Repairing smarter: Opportunistic maintenance for a closed-loop supply chain with spare parts dependency

Abstract

Adopting a closed-loop supply chain enhances spare part provisioning through repair, remanufacturing, and recycling. However, poor maintenance of components can have severe consequences. Unlike traditional opportunistic maintenance methods that assume regular inspections or precise degradation monitoring, we propose a model that leverages historical repair data to replace worn components preventively. It considers the real-world workflow where parts are often restored only to a functional level. We study maintenance strategies for repeatedly repaired multi-component systems by applying preventive operations only during corrective repairs. Our model considers component ages, failure time distributions, and structural and economic dependencies, favoring collective over individual replacements for cost efficiency.

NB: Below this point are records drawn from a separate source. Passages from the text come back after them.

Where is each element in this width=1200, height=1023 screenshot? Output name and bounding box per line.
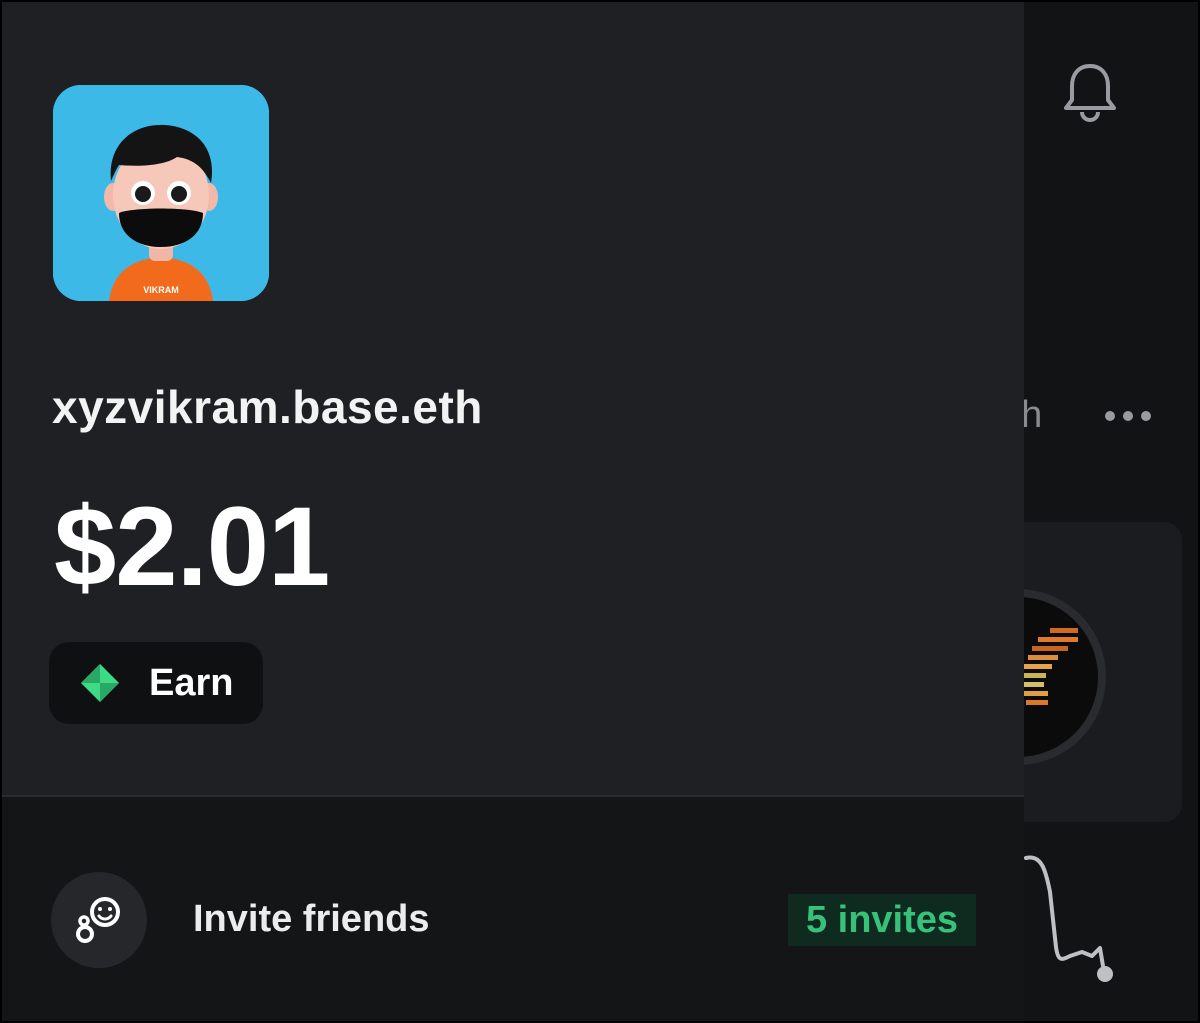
earn-button[interactable]: Earn bbox=[49, 642, 263, 724]
invite-icon-container bbox=[51, 872, 147, 968]
invite-friends-row[interactable]: Invite friends 5 invites bbox=[2, 850, 1024, 970]
username: xyzvikram.base.eth bbox=[52, 381, 483, 433]
earn-button-label: Earn bbox=[149, 661, 234, 704]
wallet-balance: $2.01 bbox=[54, 484, 330, 609]
activity-sparkline bbox=[1024, 855, 1113, 982]
bell-icon[interactable] bbox=[1058, 60, 1122, 124]
side-drawer: VIKRAM xyzvikram.base.eth $2.01 Earn Inv… bbox=[2, 2, 1024, 1021]
profile-avatar[interactable]: VIKRAM bbox=[53, 85, 269, 301]
avatar-shirt-text: VIKRAM bbox=[143, 285, 179, 295]
invites-count-badge: 5 invites bbox=[788, 894, 976, 946]
invite-smiley-icon bbox=[76, 897, 120, 943]
invite-friends-label: Invite friends bbox=[193, 898, 430, 940]
more-icon[interactable] bbox=[1104, 408, 1152, 424]
earn-diamond-icon bbox=[81, 664, 119, 702]
profile-section: VIKRAM xyzvikram.base.eth $2.01 Earn bbox=[2, 2, 1024, 797]
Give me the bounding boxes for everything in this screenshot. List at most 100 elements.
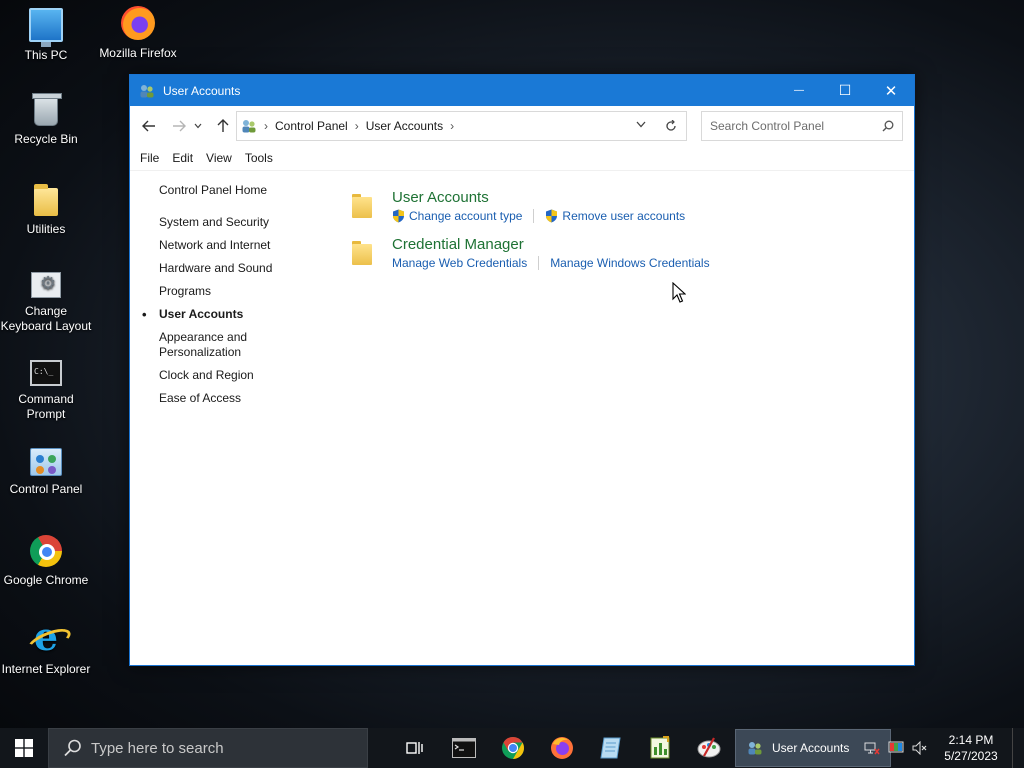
close-button[interactable]: ✕ — [868, 75, 914, 106]
breadcrumb-separator-icon: › — [264, 119, 268, 133]
chevron-down-icon — [194, 123, 202, 129]
shield-icon — [546, 209, 558, 223]
remove-user-accounts-label: Remove user accounts — [562, 209, 686, 223]
clock[interactable]: 2:14 PM 5/27/2023 — [936, 732, 1006, 764]
chrome-icon — [501, 737, 524, 759]
desktop-icon-control-panel[interactable]: Control Panel — [0, 448, 92, 497]
notepad-icon — [599, 737, 621, 759]
category-title-credential-manager[interactable]: Credential Manager — [392, 236, 524, 253]
desktop-icon-change-keyboard-layout[interactable]: Change Keyboard Layout — [0, 272, 92, 334]
task-view-button[interactable] — [390, 728, 439, 768]
back-arrow-icon — [142, 120, 155, 132]
folder-icon — [34, 184, 58, 216]
clock-time: 2:14 PM — [948, 733, 994, 747]
manage-windows-credentials-link[interactable]: Manage Windows Credentials — [550, 256, 709, 270]
sidebar-item-system-and-security[interactable]: System and Security — [159, 215, 309, 230]
window-title: User Accounts — [163, 83, 241, 98]
minimize-icon: — — [794, 85, 804, 96]
sidebar-item-hardware-and-sound[interactable]: Hardware and Sound — [159, 261, 309, 276]
taskbar-chrome[interactable] — [488, 728, 537, 768]
desktop-icon-label: Internet Explorer — [1, 662, 91, 676]
display-icon[interactable] — [884, 728, 908, 768]
user-accounts-icon — [746, 740, 764, 756]
chrome-icon — [30, 535, 62, 567]
folder-icon — [352, 241, 374, 265]
search-input[interactable]: Search Control Panel — [701, 111, 903, 141]
taskbar: Type here to search User Accounts 2:14 P… — [0, 728, 1024, 768]
taskbar-command-prompt[interactable] — [439, 728, 488, 768]
refresh-button[interactable] — [655, 111, 687, 141]
sidebar-item-clock-and-region[interactable]: Clock and Region — [159, 368, 309, 383]
search-placeholder: Search Control Panel — [710, 119, 825, 133]
desktop-icon-label: Mozilla Firefox — [99, 46, 177, 60]
forward-button[interactable] — [167, 114, 191, 138]
network-icon[interactable] — [860, 728, 884, 768]
taskbar-paint[interactable] — [684, 728, 733, 768]
close-icon: ✕ — [884, 82, 898, 100]
desktop-icon-label: Recycle Bin — [14, 132, 78, 146]
category-title-user-accounts[interactable]: User Accounts — [392, 189, 489, 206]
sidebar-item-user-accounts: User Accounts — [142, 307, 309, 322]
breadcrumb-user-accounts[interactable]: User Accounts — [366, 119, 443, 133]
taskbar-search-placeholder: Type here to search — [91, 739, 224, 757]
menu-bar: File Edit View Tools — [130, 146, 914, 171]
desktop-icon-command-prompt[interactable]: Command Prompt — [0, 360, 92, 422]
back-button[interactable] — [137, 114, 161, 138]
forward-arrow-icon — [173, 120, 186, 132]
link-divider — [538, 256, 540, 270]
address-bar[interactable]: › Control Panel › User Accounts › — [236, 111, 687, 141]
sidebar-item-network-and-internet[interactable]: Network and Internet — [159, 238, 309, 253]
internet-explorer-icon — [29, 614, 63, 659]
control-panel-icon — [30, 448, 62, 476]
remove-user-accounts-link[interactable]: Remove user accounts — [545, 209, 685, 223]
user-accounts-location-icon — [241, 118, 257, 134]
breadcrumb-control-panel[interactable]: Control Panel — [275, 119, 348, 133]
desktop-icon-utilities[interactable]: Utilities — [0, 184, 92, 237]
control-panel-home-link[interactable]: Control Panel Home — [159, 183, 309, 197]
minimize-button[interactable]: — — [776, 75, 822, 106]
desktop-icon-label: This PC — [24, 48, 68, 62]
sidebar-item-ease-of-access[interactable]: Ease of Access — [159, 391, 309, 406]
start-button[interactable] — [0, 728, 48, 768]
firefox-icon — [550, 737, 573, 759]
recent-locations-button[interactable] — [191, 114, 205, 138]
taskbar-firefox[interactable] — [537, 728, 586, 768]
desktop-icon-label: Google Chrome — [3, 573, 89, 587]
desktop-icon-recycle-bin[interactable]: Recycle Bin — [0, 93, 92, 147]
windows-logo-icon — [15, 739, 33, 757]
breadcrumb-separator-icon: › — [450, 119, 455, 133]
title-bar[interactable]: User Accounts — ☐ ✕ — [130, 75, 914, 106]
maximize-icon: ☐ — [838, 82, 852, 98]
link-divider — [533, 209, 535, 223]
desktop-icon-firefox[interactable]: Mozilla Firefox — [92, 6, 184, 61]
up-button[interactable] — [211, 114, 235, 138]
desktop-icon-internet-explorer[interactable]: Internet Explorer — [0, 614, 92, 677]
paint-icon — [697, 737, 720, 758]
sidebar-item-appearance-and-personalization[interactable]: Appearance and Personalization — [159, 330, 259, 360]
search-icon[interactable] — [882, 120, 894, 132]
shield-icon — [393, 209, 404, 223]
volume-muted-icon[interactable] — [908, 728, 932, 768]
sidebar-item-programs[interactable]: Programs — [159, 284, 309, 299]
desktop-icon-label: Control Panel — [9, 482, 83, 496]
user-accounts-icon — [139, 83, 155, 99]
address-dropdown-button[interactable] — [636, 119, 646, 131]
up-arrow-icon — [217, 119, 229, 132]
menu-view[interactable]: View — [206, 149, 232, 167]
desktop-icon-google-chrome[interactable]: Google Chrome — [0, 535, 92, 588]
desktop-icon-label: Utilities — [26, 222, 66, 236]
firefox-icon — [121, 6, 155, 40]
change-account-type-label: Change account type — [409, 209, 523, 223]
menu-file[interactable]: File — [140, 149, 159, 167]
menu-edit[interactable]: Edit — [172, 149, 193, 167]
maximize-button[interactable]: ☐ — [822, 75, 868, 106]
change-account-type-link[interactable]: Change account type — [392, 209, 522, 223]
taskbar-search-box[interactable]: Type here to search — [48, 728, 368, 768]
show-desktop-button[interactable] — [1012, 728, 1024, 768]
taskbar-notepad[interactable] — [586, 728, 635, 768]
system-tray: 2:14 PM 5/27/2023 — [860, 728, 1024, 768]
taskbar-spreadsheet[interactable] — [635, 728, 684, 768]
manage-web-credentials-link[interactable]: Manage Web Credentials — [392, 256, 527, 270]
menu-tools[interactable]: Tools — [245, 149, 273, 167]
desktop-icon-this-pc[interactable]: This PC — [0, 8, 92, 63]
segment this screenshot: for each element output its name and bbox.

Stochastic dependencies are mapped using Nataf transformation for component subsets, and a genetic algorithm identifies optimal maintenance strategies to reduce long-term operational costs by balancing maintenance against potential failure penalties. We demonstrate the effectiveness of our approach with a case study on MRI power supply machines, showing that preventive actions can cut early life failures by up to 50% and extend useful life by over a year. Sensitivity analysis reveals that logistic costs, interest rates, and planning horizons influence decisions. Opportunistic maintenance can reduce logistic costs and increase the lifetime of spare parts after repair. Integrating stochastic dependency is computationally efficient for industrial systems and can help predict failures more accurately.